SOLENOID TROUBLESHOOTING

A solenoid, often referred to as a switch, is normally activated manually or mechanically i.e. key switch.  Solenoids switches are activated by external electrical input.  A solenoid is used to break an electrical circuit, or make one.  Some folks call a solenoid “a contactor”. 

There are two basic circuits to a solenoid.  Primary and Secondary.  The primary, also referred to as activation circuit, has both activation wiring and an internal primary coil.  With electrical voltage, the internal primary coil activates and brings two contact points together to allow an electric current to come through the secondary circuit.  That coil requires a + and – potential for electric voltage to pass through and activate it.  Most golf carts activate the soelnoid with normal battery pack volts.  However, some older cars that use tapped voltage, and the solenoid must be connected to a specific voltage.  Taps are connecting points on a battery pack.  The power circuit aka secondary circuit is the circuit being activated by the solenoid coil.  This circuit has large power contacts inside the solenoid switch that allow heavy load of electric current to flow to the motor or a starter generator when activated.  Be sure to have the correct wiring diagram for the test. 

1.  Does the solenoid make a clicking noise?  If it doesn’t, we need to determine if activation voltage is present at the small terminals.  Connect a voltmeter across the small posts and activate the system.  Caution safety:  Raise rear wheels off the ground and use stands BEFORE you test as car may lunge forward so be cautious.  Put the car in run mode and key switch on, car in forward and accelerator pedal pushed.  If voltmeter displays system voltage and solenoid does not click, solenoid is defective and needs to be replaced.

2.  The solenoid does not click and you do not read system voltage, this tells us one of the voltage potentials is ‘mia’ at one of the two connections.  To find out which one is missing, leave the red lead of voltmeter connected to terminal 2, the positive connection (usually blue or red wire).  However wire colors may vary!  Use correct diagram for your make and model year for correct diagnoisis.  Place black lead of voltmeter to battery’s negative post on the No. 6 battery (last in the series from the first positive battery connection).  Activate system, if voltmeter reads system voltage, the positive input is correct.  Meaning key switches, micro switches & wiring are good & you are missing negative input.
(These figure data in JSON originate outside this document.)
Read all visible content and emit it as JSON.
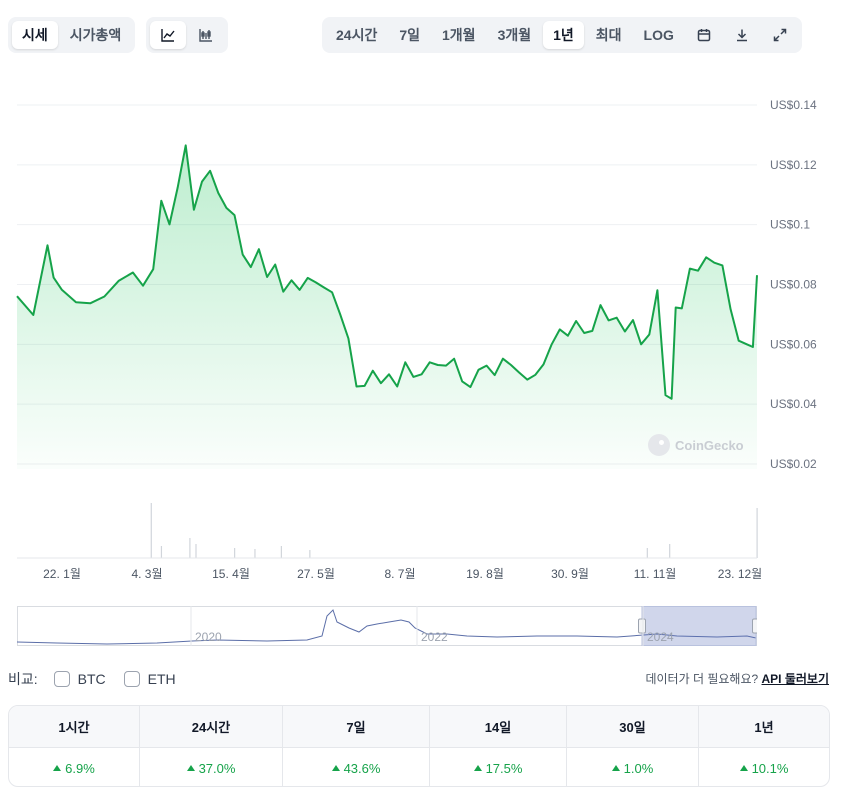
{
  "toolbar": {
    "view_tabs": [
      "시세",
      "시가총액"
    ],
    "range_tabs": [
      "24시간",
      "7일",
      "1개월",
      "3개월",
      "1년",
      "최대",
      "LOG"
    ],
    "active_range": "1년"
  },
  "chart_data": {
    "type": "area",
    "currency_prefix": "US$",
    "y_ticks": [
      "US$0.14",
      "US$0.12",
      "US$0.1",
      "US$0.08",
      "US$0.06",
      "US$0.04",
      "US$0.02"
    ],
    "x_ticks": [
      "22. 1월",
      "4. 3월",
      "15. 4월",
      "27. 5월",
      "8. 7월",
      "19. 8월",
      "30. 9월",
      "11. 11월",
      "23. 12월"
    ],
    "ylim": [
      0.02,
      0.14
    ],
    "price_series": {
      "name": "시세",
      "x": [
        "2023-12-25",
        "2024-01-02",
        "2024-01-09",
        "2024-01-12",
        "2024-01-16",
        "2024-01-23",
        "2024-01-30",
        "2024-02-06",
        "2024-02-13",
        "2024-02-20",
        "2024-02-25",
        "2024-03-01",
        "2024-03-05",
        "2024-03-09",
        "2024-03-13",
        "2024-03-17",
        "2024-03-21",
        "2024-03-25",
        "2024-03-29",
        "2024-04-02",
        "2024-04-06",
        "2024-04-10",
        "2024-04-14",
        "2024-04-18",
        "2024-04-22",
        "2024-04-26",
        "2024-04-30",
        "2024-05-04",
        "2024-05-08",
        "2024-05-12",
        "2024-05-16",
        "2024-05-20",
        "2024-05-24",
        "2024-05-28",
        "2024-06-01",
        "2024-06-05",
        "2024-06-09",
        "2024-06-13",
        "2024-06-17",
        "2024-06-21",
        "2024-06-25",
        "2024-06-29",
        "2024-07-03",
        "2024-07-07",
        "2024-07-11",
        "2024-07-15",
        "2024-07-19",
        "2024-07-23",
        "2024-07-27",
        "2024-07-31",
        "2024-08-04",
        "2024-08-08",
        "2024-08-12",
        "2024-08-16",
        "2024-08-20",
        "2024-08-24",
        "2024-08-28",
        "2024-09-01",
        "2024-09-05",
        "2024-09-09",
        "2024-09-13",
        "2024-09-17",
        "2024-09-21",
        "2024-09-25",
        "2024-09-29",
        "2024-10-03",
        "2024-10-07",
        "2024-10-11",
        "2024-10-15",
        "2024-10-19",
        "2024-10-23",
        "2024-10-27",
        "2024-10-31",
        "2024-11-04",
        "2024-11-08",
        "2024-11-11",
        "2024-11-13",
        "2024-11-16",
        "2024-11-20",
        "2024-11-24",
        "2024-11-28",
        "2024-12-02",
        "2024-12-06",
        "2024-12-10",
        "2024-12-14",
        "2024-12-18",
        "2024-12-21",
        "2024-12-23"
      ],
      "y": [
        0.0761,
        0.0698,
        0.0931,
        0.0823,
        0.0783,
        0.0741,
        0.0737,
        0.076,
        0.0812,
        0.084,
        0.0796,
        0.0851,
        0.108,
        0.1001,
        0.1123,
        0.1265,
        0.105,
        0.1144,
        0.118,
        0.1106,
        0.1056,
        0.1032,
        0.09,
        0.0858,
        0.0918,
        0.0825,
        0.0867,
        0.0776,
        0.0814,
        0.0782,
        0.0822,
        0.0807,
        0.079,
        0.0774,
        0.07,
        0.062,
        0.0459,
        0.0461,
        0.0512,
        0.047,
        0.05,
        0.0459,
        0.054,
        0.0491,
        0.05,
        0.054,
        0.0531,
        0.0529,
        0.0552,
        0.0476,
        0.0457,
        0.0515,
        0.0529,
        0.0497,
        0.0552,
        0.0531,
        0.0506,
        0.0482,
        0.0498,
        0.0533,
        0.06,
        0.065,
        0.0629,
        0.0678,
        0.0638,
        0.0645,
        0.0731,
        0.068,
        0.0689,
        0.0643,
        0.0681,
        0.06,
        0.0633,
        0.0781,
        0.043,
        0.0418,
        0.0723,
        0.072,
        0.0853,
        0.0846,
        0.0891,
        0.0873,
        0.0864,
        0.0717,
        0.0612,
        0.06,
        0.0591,
        0.0831
      ]
    },
    "volume_series": {
      "name": "거래량",
      "x": [
        "2024-02-29",
        "2024-03-05",
        "2024-03-19",
        "2024-03-22",
        "2024-04-10",
        "2024-04-20",
        "2024-05-03",
        "2024-05-17",
        "2024-10-30",
        "2024-11-10",
        "2024-12-23"
      ],
      "y": [
        55,
        12,
        20,
        14,
        10,
        9,
        12,
        8,
        10,
        14,
        50
      ]
    },
    "overview": {
      "x_ticks": [
        "2020",
        "2022",
        "2024"
      ]
    },
    "watermark": "CoinGecko",
    "grid": true,
    "legend": "none"
  },
  "compare": {
    "label": "비교:",
    "options": [
      "BTC",
      "ETH"
    ]
  },
  "api_prompt": {
    "text": "데이터가 더 필요해요?",
    "link": "API 둘러보기"
  },
  "performance": {
    "headers": [
      "1시간",
      "24시간",
      "7일",
      "14일",
      "30일",
      "1년"
    ],
    "values": [
      "6.9%",
      "37.0%",
      "43.6%",
      "17.5%",
      "1.0%",
      "10.1%"
    ]
  }
}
3.  Positive connection at Terminal 1: Continue the diagnosis by connecting the black negative lead from voltmeter to teriminal No. 1, and the red lead of voltmeter to battery No. 1’s positive post (first positive connection to the car).  Activate system again.  If you are not reading system voltage on your voltmeter, you’ve confirmed the battery negative is missing.  Depending on the system the car is using, the missing negative will need to be traced to the source.  Some systems supply negative from a controller output (some Club Cars, the onboard computer)  Most gas cars use the frame as ground.  Electric cars do not use a frame ground.  Determined by using correct wiring diagram.
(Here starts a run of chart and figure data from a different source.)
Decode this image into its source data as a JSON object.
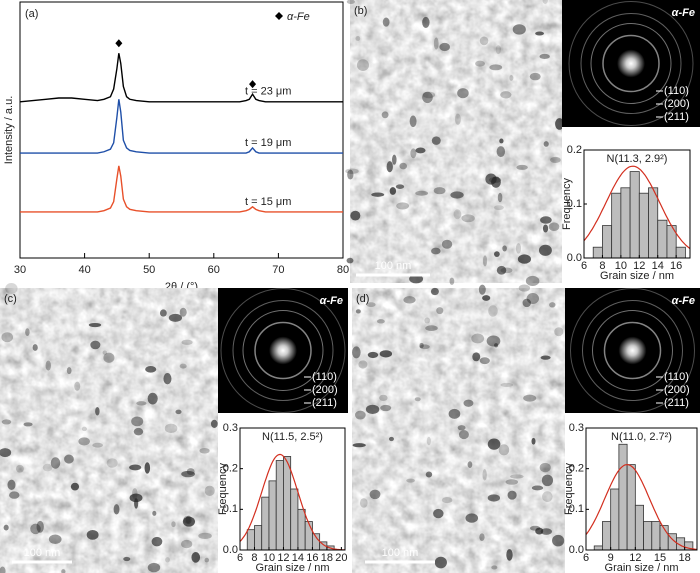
{
  "chart_data": [
    {
      "type": "line",
      "panel_label": "(a)",
      "xlabel": "2θ / (°)",
      "ylabel": "Intensity / a.u.",
      "legend_label": "α-Fe",
      "xlim": [
        30,
        80
      ],
      "xticks": [
        30,
        40,
        50,
        60,
        70,
        80
      ],
      "ylim": [
        0,
        100
      ],
      "peak_marker_x": [
        45.3,
        66
      ],
      "x": [
        30,
        32,
        34,
        36,
        38,
        40,
        42,
        43,
        44,
        44.5,
        45,
        45.3,
        45.6,
        46,
        46.5,
        47,
        48,
        50,
        52,
        54,
        56,
        58,
        60,
        62,
        64,
        65,
        65.5,
        66,
        66.5,
        67,
        68,
        70,
        72,
        74,
        76,
        78,
        80
      ],
      "series": [
        {
          "name": "t = 23 μm",
          "color": "#000000",
          "values": [
            61,
            61.5,
            62,
            62.5,
            62.5,
            62,
            61.5,
            62,
            63,
            66,
            74,
            80,
            76,
            67,
            63,
            62,
            61.5,
            61,
            61,
            61,
            61,
            61,
            61,
            61,
            61,
            61.5,
            62,
            64,
            62,
            61.5,
            61,
            61,
            61,
            61,
            61,
            61,
            61
          ]
        },
        {
          "name": "t = 19 μm",
          "color": "#1f4fa8",
          "values": [
            41,
            41,
            41,
            41,
            41,
            41,
            41,
            41.5,
            42.5,
            45,
            55,
            62,
            57,
            46,
            43,
            42,
            41.5,
            41,
            41,
            41,
            41,
            41,
            41,
            41,
            41,
            41,
            41.5,
            43,
            41.5,
            41,
            41,
            41,
            41,
            41,
            41,
            41,
            41
          ]
        },
        {
          "name": "t = 15 μm",
          "color": "#e8502a",
          "values": [
            18,
            18,
            18,
            18,
            18,
            18,
            18,
            18.5,
            19.5,
            22,
            31,
            36,
            32,
            23,
            20,
            19,
            18.5,
            18,
            18,
            18,
            18,
            18,
            18,
            18,
            18,
            18.5,
            19,
            20,
            19,
            18.5,
            18,
            18,
            18,
            18,
            18,
            18,
            18
          ]
        }
      ]
    },
    {
      "type": "histogram",
      "panel_label": "(b)",
      "scale_bar": "100 nm",
      "saed_title": "α-Fe",
      "saed_rings": [
        "(110)",
        "(200)",
        "(211)"
      ],
      "annotation": "N(11.3, 2.9²)",
      "xlabel": "Grain size / nm",
      "ylabel": "Frequency",
      "xlim": [
        6,
        17.5
      ],
      "xticks": [
        6,
        8,
        10,
        12,
        14,
        16
      ],
      "ylim": [
        0,
        0.2
      ],
      "yticks": [
        {
          "value": 0,
          "label": "0.0"
        },
        0.1,
        0.2
      ],
      "bins": [
        7,
        8,
        9,
        10,
        11,
        12,
        13,
        14,
        15,
        16,
        17
      ],
      "values": [
        0.02,
        0.06,
        0.12,
        0.13,
        0.16,
        0.12,
        0.13,
        0.07,
        0.06,
        0.02
      ],
      "color": "#bdbdbd",
      "fit": {
        "mean": 11.3,
        "sd": 2.9,
        "peak": 0.17,
        "color": "#d32f1f"
      }
    },
    {
      "type": "histogram",
      "panel_label": "(c)",
      "scale_bar": "100 nm",
      "saed_title": "α-Fe",
      "saed_rings": [
        "(110)",
        "(200)",
        "(211)"
      ],
      "annotation": "N(11.5, 2.5²)",
      "xlabel": "Grain size / nm",
      "ylabel": "Frequency",
      "xlim": [
        6,
        20.5
      ],
      "xticks": [
        6,
        8,
        10,
        12,
        14,
        16,
        18,
        20
      ],
      "ylim": [
        0,
        0.3
      ],
      "yticks": [
        {
          "value": 0,
          "label": "0.0"
        },
        0.1,
        0.2,
        0.3
      ],
      "bins": [
        7,
        8,
        9,
        10,
        11,
        12,
        13,
        14,
        15,
        16,
        17,
        18,
        19
      ],
      "values": [
        0.05,
        0.06,
        0.13,
        0.17,
        0.22,
        0.23,
        0.15,
        0.1,
        0.07,
        0.04,
        0.02,
        0.01
      ],
      "color": "#bdbdbd",
      "fit": {
        "mean": 11.5,
        "sd": 2.5,
        "peak": 0.235,
        "color": "#d32f1f"
      }
    },
    {
      "type": "histogram",
      "panel_label": "(d)",
      "scale_bar": "100 nm",
      "saed_title": "α-Fe",
      "saed_rings": [
        "(110)",
        "(200)",
        "(211)"
      ],
      "annotation": "N(11.0, 2.7²)",
      "xlabel": "Grain size / nm",
      "ylabel": "Frequency",
      "xlim": [
        6,
        19.5
      ],
      "xticks": [
        6,
        9,
        12,
        15,
        18
      ],
      "ylim": [
        0,
        0.3
      ],
      "yticks": [
        {
          "value": 0,
          "label": "0.0"
        },
        0.1,
        0.2,
        0.3
      ],
      "bins": [
        7,
        8,
        9,
        10,
        11,
        12,
        13,
        14,
        15,
        16,
        17,
        18,
        19
      ],
      "values": [
        0.01,
        0.07,
        0.15,
        0.26,
        0.21,
        0.11,
        0.07,
        0.07,
        0.06,
        0.04,
        0.03,
        0.02
      ],
      "color": "#bdbdbd",
      "fit": {
        "mean": 11.0,
        "sd": 2.7,
        "peak": 0.21,
        "color": "#d32f1f"
      }
    }
  ]
}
4.  Negative connection at Terminal 1.  If we are missing the positive at connection terminal No. 2, it means the key switch, micro switch and or accelerator switch is open or out of adjustment.  Please note:  Some cars use the key circuit as a negative circuit & adjust accordingly  per correct wiring diagram.  Trace voltage to each component in that circuit & determine where voltage is lost.  If your car uses the diode in the solenoid system, be sure you make proper connections as the diode is polarity sensitive.